A massive $1.5 billion data center development in San Marcos is clearing a critical hurdle, with city staff recommending approval ahead of an upcoming City Council vote — a move that signals Central Texas is cementing its status as a major node in America's data infrastructure boom.
The project, which would rank among the largest capital investments in Hays County's history, has advanced through the city's review process with a favorable recommendation, putting it squarely on track for a green light from elected officials. Details on the developer and exact timeline for the Council vote have not yet been publicly confirmed, but momentum appears strong.
For the Austin metro, the implications go beyond San Marcos city limits. The region has quietly emerged as a magnet for hyperscale computing facilities, drawn by Texas's deregulated energy market, available land along the I-35 corridor, and a deep local workforce pipeline fed by UT Austin and Texas State University. A $1.5 billion commitment from a data center operator would add significant weight to that narrative.
Data centers of this scale typically generate hundreds of construction jobs and dozens of high-wage permanent positions in electrical engineering, network operations, and cybersecurity — sectors where Austin already punches above its weight nationally.
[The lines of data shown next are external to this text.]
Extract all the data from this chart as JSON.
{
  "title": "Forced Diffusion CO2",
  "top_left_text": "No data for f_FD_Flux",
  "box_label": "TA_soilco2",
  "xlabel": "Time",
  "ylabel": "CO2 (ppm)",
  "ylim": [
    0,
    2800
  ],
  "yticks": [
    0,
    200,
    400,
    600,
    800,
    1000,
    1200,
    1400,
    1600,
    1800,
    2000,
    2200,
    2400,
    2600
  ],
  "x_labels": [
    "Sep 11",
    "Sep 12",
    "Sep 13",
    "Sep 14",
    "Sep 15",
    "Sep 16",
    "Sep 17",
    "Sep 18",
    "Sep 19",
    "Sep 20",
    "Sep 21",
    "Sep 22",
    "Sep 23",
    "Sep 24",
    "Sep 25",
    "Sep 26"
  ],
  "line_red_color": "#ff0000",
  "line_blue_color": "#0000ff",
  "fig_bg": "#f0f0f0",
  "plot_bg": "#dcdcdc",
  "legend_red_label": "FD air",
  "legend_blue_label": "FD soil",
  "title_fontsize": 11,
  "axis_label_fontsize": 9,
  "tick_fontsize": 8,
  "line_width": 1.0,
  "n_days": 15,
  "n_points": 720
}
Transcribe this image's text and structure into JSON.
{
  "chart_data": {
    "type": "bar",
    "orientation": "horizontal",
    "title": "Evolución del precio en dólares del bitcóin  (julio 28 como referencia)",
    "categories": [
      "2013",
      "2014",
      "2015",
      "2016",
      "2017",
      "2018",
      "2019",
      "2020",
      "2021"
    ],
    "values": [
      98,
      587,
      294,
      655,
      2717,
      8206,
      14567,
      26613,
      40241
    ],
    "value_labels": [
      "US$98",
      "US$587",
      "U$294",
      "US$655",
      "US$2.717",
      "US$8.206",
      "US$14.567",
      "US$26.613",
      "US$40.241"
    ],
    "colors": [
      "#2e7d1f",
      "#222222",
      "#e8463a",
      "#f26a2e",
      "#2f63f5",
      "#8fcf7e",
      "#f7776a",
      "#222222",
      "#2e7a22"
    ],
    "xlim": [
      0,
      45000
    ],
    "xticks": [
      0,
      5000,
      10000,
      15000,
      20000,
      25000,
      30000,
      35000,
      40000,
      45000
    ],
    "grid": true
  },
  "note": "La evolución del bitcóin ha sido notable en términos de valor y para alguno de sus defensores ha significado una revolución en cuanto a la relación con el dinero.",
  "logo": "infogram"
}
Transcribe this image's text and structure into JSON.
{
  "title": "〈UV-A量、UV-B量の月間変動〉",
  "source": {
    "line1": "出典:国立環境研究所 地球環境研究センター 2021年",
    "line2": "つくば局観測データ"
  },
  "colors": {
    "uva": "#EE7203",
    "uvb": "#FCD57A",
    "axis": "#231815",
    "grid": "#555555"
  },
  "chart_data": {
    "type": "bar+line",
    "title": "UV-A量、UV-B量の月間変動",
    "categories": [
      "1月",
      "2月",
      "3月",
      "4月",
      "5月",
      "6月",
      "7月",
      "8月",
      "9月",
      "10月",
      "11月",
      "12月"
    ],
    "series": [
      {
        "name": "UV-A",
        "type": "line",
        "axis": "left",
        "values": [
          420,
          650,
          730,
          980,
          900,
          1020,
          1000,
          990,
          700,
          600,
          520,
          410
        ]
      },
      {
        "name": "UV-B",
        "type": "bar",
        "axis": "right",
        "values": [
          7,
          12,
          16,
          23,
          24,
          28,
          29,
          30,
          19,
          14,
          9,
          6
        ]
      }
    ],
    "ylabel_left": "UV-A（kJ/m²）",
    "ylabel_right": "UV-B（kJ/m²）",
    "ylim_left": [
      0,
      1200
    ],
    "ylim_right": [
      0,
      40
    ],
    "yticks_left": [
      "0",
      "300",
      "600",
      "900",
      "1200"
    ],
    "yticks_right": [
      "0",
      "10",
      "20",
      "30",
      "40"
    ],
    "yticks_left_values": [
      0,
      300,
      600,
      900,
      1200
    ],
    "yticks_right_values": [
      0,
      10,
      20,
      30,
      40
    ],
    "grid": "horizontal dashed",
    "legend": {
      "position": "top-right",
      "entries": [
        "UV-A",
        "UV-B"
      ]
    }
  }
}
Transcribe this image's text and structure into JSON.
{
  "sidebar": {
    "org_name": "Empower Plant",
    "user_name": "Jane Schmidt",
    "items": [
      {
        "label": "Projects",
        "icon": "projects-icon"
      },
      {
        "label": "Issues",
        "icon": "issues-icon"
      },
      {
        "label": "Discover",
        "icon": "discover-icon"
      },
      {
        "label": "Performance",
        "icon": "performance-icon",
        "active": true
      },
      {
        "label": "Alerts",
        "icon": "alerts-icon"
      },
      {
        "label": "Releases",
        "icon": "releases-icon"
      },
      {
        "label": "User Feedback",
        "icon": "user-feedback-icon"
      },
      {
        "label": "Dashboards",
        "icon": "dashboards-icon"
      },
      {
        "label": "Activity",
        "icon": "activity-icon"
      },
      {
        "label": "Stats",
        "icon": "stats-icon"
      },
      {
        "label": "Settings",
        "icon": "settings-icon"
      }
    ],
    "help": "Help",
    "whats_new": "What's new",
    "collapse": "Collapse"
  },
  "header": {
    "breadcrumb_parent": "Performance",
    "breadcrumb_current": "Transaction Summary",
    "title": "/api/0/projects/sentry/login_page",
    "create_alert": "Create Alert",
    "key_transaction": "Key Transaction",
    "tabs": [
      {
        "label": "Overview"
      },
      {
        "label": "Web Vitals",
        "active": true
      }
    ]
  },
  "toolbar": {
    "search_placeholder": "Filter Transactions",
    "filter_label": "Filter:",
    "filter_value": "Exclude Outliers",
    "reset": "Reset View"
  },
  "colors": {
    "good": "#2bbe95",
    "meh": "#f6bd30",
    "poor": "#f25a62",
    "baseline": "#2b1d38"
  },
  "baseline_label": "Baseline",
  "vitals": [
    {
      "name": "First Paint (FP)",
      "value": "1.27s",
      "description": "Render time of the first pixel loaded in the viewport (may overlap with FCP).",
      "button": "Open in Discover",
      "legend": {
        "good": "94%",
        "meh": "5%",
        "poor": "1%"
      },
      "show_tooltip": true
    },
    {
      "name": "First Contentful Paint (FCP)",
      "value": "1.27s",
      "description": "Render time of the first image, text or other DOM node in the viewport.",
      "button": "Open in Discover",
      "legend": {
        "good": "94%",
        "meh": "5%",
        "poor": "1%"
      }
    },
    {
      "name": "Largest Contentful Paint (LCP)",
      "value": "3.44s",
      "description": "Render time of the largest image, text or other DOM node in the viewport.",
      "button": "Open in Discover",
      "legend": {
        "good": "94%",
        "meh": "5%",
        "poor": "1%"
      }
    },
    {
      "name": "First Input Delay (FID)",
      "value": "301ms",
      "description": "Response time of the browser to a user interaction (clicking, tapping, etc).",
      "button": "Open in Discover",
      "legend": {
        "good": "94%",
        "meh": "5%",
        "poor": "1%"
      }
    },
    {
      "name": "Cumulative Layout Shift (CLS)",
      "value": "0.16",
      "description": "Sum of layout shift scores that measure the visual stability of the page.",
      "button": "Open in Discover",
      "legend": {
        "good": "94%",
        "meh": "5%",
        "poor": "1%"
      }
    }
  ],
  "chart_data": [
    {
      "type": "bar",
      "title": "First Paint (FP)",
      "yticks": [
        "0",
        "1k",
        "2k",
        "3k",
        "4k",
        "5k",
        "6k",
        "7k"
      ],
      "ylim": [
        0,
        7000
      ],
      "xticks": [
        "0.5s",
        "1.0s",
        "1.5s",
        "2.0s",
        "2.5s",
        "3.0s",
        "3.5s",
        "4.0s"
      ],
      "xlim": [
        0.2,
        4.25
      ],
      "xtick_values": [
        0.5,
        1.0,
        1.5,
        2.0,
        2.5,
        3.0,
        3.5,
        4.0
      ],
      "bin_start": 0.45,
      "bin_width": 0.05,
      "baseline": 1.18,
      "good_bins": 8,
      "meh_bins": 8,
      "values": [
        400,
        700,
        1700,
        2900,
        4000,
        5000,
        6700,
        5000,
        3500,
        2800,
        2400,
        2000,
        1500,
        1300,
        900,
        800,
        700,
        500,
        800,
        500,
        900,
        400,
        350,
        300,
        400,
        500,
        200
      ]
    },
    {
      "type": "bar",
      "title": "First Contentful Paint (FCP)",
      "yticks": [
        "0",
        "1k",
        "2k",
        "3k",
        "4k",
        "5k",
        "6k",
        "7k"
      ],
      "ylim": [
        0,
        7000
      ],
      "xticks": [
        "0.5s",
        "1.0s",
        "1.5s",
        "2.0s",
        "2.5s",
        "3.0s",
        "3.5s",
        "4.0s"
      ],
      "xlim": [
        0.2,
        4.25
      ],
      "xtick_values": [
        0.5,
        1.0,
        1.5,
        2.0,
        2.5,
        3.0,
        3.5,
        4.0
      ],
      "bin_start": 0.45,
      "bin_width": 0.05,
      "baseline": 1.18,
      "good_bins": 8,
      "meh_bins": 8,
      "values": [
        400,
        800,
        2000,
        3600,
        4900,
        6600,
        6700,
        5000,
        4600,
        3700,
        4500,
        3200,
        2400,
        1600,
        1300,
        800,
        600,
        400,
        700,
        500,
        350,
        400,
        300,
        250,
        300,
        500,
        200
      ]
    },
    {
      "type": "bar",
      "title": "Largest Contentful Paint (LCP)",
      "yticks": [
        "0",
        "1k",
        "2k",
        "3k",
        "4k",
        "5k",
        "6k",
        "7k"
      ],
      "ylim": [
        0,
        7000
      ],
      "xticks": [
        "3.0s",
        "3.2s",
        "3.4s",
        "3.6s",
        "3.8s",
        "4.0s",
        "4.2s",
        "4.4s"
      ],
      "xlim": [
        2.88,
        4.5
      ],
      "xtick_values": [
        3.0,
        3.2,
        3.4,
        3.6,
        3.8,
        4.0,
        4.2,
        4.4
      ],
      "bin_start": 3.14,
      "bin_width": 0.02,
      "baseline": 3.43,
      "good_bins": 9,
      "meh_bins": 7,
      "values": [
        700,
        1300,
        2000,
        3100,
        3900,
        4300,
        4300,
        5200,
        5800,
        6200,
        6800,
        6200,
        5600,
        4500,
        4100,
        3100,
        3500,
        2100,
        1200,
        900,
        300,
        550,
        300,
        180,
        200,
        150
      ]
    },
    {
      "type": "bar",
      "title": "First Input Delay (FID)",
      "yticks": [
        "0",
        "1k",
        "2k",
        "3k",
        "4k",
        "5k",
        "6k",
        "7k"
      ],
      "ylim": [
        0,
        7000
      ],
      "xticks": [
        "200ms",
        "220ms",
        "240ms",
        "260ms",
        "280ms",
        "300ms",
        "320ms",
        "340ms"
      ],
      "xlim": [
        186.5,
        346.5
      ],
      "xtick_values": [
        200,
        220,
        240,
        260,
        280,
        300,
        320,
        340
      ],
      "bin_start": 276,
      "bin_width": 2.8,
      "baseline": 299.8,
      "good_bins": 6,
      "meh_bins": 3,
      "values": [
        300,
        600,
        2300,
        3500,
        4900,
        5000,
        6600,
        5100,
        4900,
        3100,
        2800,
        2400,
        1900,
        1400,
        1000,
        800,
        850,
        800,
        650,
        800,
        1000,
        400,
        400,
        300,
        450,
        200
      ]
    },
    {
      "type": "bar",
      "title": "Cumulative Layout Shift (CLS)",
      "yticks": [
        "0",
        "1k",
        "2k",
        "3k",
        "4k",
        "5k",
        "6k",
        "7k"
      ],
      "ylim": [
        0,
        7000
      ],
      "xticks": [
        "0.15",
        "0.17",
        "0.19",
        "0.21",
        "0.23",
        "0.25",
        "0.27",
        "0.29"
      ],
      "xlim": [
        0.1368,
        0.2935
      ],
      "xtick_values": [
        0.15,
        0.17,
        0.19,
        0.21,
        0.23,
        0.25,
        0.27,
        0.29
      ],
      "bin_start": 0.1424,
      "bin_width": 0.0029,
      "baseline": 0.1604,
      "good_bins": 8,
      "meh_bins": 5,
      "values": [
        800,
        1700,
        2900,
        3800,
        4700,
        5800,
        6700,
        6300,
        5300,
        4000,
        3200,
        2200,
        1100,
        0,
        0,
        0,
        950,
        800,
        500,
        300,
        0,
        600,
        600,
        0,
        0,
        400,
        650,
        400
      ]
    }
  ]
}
The project also arrives as power grid operators and municipal planners across Texas wrestle with surging electricity demand tied to AI infrastructure buildout. San Marcos utility and planning officials will likely face pointed questions from Council members about grid load, water usage for cooling systems, and local tax incentive structures before any final vote.
If approved, the facility would join a growing cluster of data infrastructure investments reshaping the I-35 tech corridor between Austin and San Antonio — a stretch that's increasingly on the radar of enterprise real estate brokers and cloud operators scouting their next major capital deployment.